Friday, November 26, 2010

Sheffield


Co-op modern

This 1936 design features the Midhill Road branch of the Sheffield and Ecclesall Co-operartive Society. Designed by J W Blackhurst, it is a resplendent combination of plate glass, chromium trim, lettering made up almost entirely of straight lines, and the signature material of 1930s shop fronts, Vitrolite. Vitrolite, a form of coloured glass available in a range of hues including orange, black, pale yellow, and pale green, produced hard shiny wipe-down surfaces that were much admired in the 1930s. The material is not so common today, but a skin of black Vitrolite still covers the Daily Express building in London’s Fleet Street.

Vitrolite and chrome were used with flair in this shop front, now alas demolished. The dark cornice, overhanging canopy, grids of glazing bars and railings, and the lettering, all combine in a glittering, angular whole. It’s flashy, in the way the Art Deco cinemas are flashy, but also hygienic and wholesome, a blending of apparent opposites not unlike the powerful combination of capitalism and mutual ownership on which the co-operative movement itself was built.

10 comments:

bazza said...

Hi Philip. Your picture looks like the kind of watercolour painting used to help sell a new building descibed as an 'artists impression'.
I don't believe there is a single curve in that picture!
Does the building look this good when seen for real?
Bazza’s Blog ‘To Discover Ice’

Philip Wilkinson said...

Bazza: You're spot on there. I think this picture was used not just to sell the building to the client, but also, in advertisements, to sell Vitrolite. The building looked pretty good when new, I believe, but is now sadly no more.

Hels said...

The Midhall branch of the Sheffield and Ecleshall Co-operative Society had every element of Art Deco design that the architect could throw at it - sharp geometry, modern building materials, specific colours, specific lettering, a passion for hygiene, no clutter.

I would have loved it, but most Deco businesses and many Deco residences seemed to have been destroyed in a flurry of later 20th century vandalism.

Philip Wilkinson said...

Hels: Indeed they were.
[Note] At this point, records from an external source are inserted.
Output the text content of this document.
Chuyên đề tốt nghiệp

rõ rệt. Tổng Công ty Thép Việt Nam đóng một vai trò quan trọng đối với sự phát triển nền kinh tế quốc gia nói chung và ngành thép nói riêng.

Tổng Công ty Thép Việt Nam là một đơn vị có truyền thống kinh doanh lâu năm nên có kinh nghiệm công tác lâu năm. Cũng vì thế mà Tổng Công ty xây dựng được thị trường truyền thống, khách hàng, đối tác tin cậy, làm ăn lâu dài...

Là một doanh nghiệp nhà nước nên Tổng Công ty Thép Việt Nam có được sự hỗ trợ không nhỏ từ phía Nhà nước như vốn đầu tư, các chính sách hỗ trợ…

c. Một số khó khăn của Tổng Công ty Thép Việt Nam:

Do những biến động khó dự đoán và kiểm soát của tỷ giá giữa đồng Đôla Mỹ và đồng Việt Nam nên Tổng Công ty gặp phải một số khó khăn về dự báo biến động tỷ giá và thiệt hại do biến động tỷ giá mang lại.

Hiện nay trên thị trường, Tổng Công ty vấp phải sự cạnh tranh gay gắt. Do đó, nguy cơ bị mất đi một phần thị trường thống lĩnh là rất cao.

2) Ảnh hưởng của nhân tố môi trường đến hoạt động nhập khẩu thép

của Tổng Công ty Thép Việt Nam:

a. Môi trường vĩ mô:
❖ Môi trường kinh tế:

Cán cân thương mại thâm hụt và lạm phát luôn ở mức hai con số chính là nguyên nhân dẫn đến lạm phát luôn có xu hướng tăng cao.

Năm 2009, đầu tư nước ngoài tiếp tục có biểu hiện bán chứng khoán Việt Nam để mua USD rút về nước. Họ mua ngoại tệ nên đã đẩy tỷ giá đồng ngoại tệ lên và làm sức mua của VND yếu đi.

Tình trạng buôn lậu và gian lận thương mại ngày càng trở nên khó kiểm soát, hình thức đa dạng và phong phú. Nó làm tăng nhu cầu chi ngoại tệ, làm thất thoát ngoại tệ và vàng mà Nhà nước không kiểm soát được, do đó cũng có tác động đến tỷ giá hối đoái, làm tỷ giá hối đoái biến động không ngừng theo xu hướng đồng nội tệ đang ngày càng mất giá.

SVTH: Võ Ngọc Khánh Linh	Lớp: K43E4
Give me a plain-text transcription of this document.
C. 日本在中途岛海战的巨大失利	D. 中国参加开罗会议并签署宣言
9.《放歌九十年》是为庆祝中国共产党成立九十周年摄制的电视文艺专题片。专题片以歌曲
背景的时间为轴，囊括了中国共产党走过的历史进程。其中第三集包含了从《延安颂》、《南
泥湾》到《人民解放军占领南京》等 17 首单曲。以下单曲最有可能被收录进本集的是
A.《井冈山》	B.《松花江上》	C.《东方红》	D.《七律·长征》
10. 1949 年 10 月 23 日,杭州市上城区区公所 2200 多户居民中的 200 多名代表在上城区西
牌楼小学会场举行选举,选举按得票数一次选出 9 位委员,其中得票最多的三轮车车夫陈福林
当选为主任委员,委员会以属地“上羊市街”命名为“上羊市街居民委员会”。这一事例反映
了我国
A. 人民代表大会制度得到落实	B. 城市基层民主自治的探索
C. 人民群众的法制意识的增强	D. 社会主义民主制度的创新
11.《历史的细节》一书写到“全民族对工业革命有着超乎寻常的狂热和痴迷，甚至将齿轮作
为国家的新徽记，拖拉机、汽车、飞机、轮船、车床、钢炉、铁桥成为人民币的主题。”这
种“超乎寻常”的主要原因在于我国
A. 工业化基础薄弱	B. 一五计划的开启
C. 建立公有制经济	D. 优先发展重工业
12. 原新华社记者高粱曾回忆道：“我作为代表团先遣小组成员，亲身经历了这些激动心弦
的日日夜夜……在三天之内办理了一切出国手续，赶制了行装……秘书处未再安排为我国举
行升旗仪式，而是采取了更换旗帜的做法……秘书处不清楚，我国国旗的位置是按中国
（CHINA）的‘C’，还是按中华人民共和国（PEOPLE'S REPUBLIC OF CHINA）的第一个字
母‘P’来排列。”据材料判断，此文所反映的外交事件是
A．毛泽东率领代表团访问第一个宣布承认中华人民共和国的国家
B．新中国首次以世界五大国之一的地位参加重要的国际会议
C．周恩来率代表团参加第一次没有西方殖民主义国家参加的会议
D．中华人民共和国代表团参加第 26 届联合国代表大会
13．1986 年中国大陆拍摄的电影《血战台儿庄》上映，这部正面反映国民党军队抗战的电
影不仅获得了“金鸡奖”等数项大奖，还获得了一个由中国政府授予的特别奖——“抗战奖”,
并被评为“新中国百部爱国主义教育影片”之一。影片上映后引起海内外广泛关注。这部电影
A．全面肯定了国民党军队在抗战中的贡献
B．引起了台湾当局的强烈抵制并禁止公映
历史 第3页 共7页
Shops in particular are the victims of architectural fashion – shop fronts have been seen as the most ephemeral of architecture, good for a few years before being made over in the latest style. It's a shame that so many designs of quality have been destroyed in the process.

worm said...

I love this style of architecture - you actually see a lot of pristine shops like this in Australian towns, including awesome original mosaics in the doorway floors

Philip Wilkinson said...

Worm: I've not been to Australia, but I have heard of the Art Deco and modernist buildings of some Australian cities. There are one or two examples still standing in Britain, but they're few and far between.

Anonymous said...

from Chris Morley

Hi Philip

Where exactly was this branch?

There's no Sheffield neighbourhood called Midhall nor, that I can trace, any local roads with Midhall as an element to their name.

I've only been able to find a Midhill Road in Heeley, but in 1935 the OS maps show this was a cul de sac of slightly more than a dozen semi-detached houses and a builder's yard - hardly a likely setting for a cutting edge new branch. http://www.old-maps.co.uk/maps.html
Coordinates 435660, 385382

I've searched but can't find anything else on this. What was your source for this post?

And Eccleshall or Ecclesall?

In Sheffield it's definitely pronounced without any h and that's how it's spelt too.

So this was a design for the Sheffield and Ecclesall Cooperative Society.

Philip Wilkinson said...

Chris: Thanks for your comment. My apologies for the confusion about this. The illustration came from an old issue of Architecture Review (July 1936) shown me by a friend. I made some mistakes in transcribing the information about it – it should be Midhill Road and, of course, Ecclesall. The illustration is also published in Kathryn A Morrison, English Shops and Shopping (Yale UP, 2003) but this book doesn't include any further information about location. Looking at the old map, I'm wondering whether it's the building on the corner of Olive Grove Road, but who knows?

I've corrected the post, and thank you again for your interest.

Unknown said...

The perspective of this building, and another, which I possess, were done by my father Norman Palmer, working as an architect in Blackhurst's office in Sheffield.

Philip Wilkinson said...

Gray Palmer: Thank you very much for the information. It is good to know the name of the architect who did this striking perspective drawing.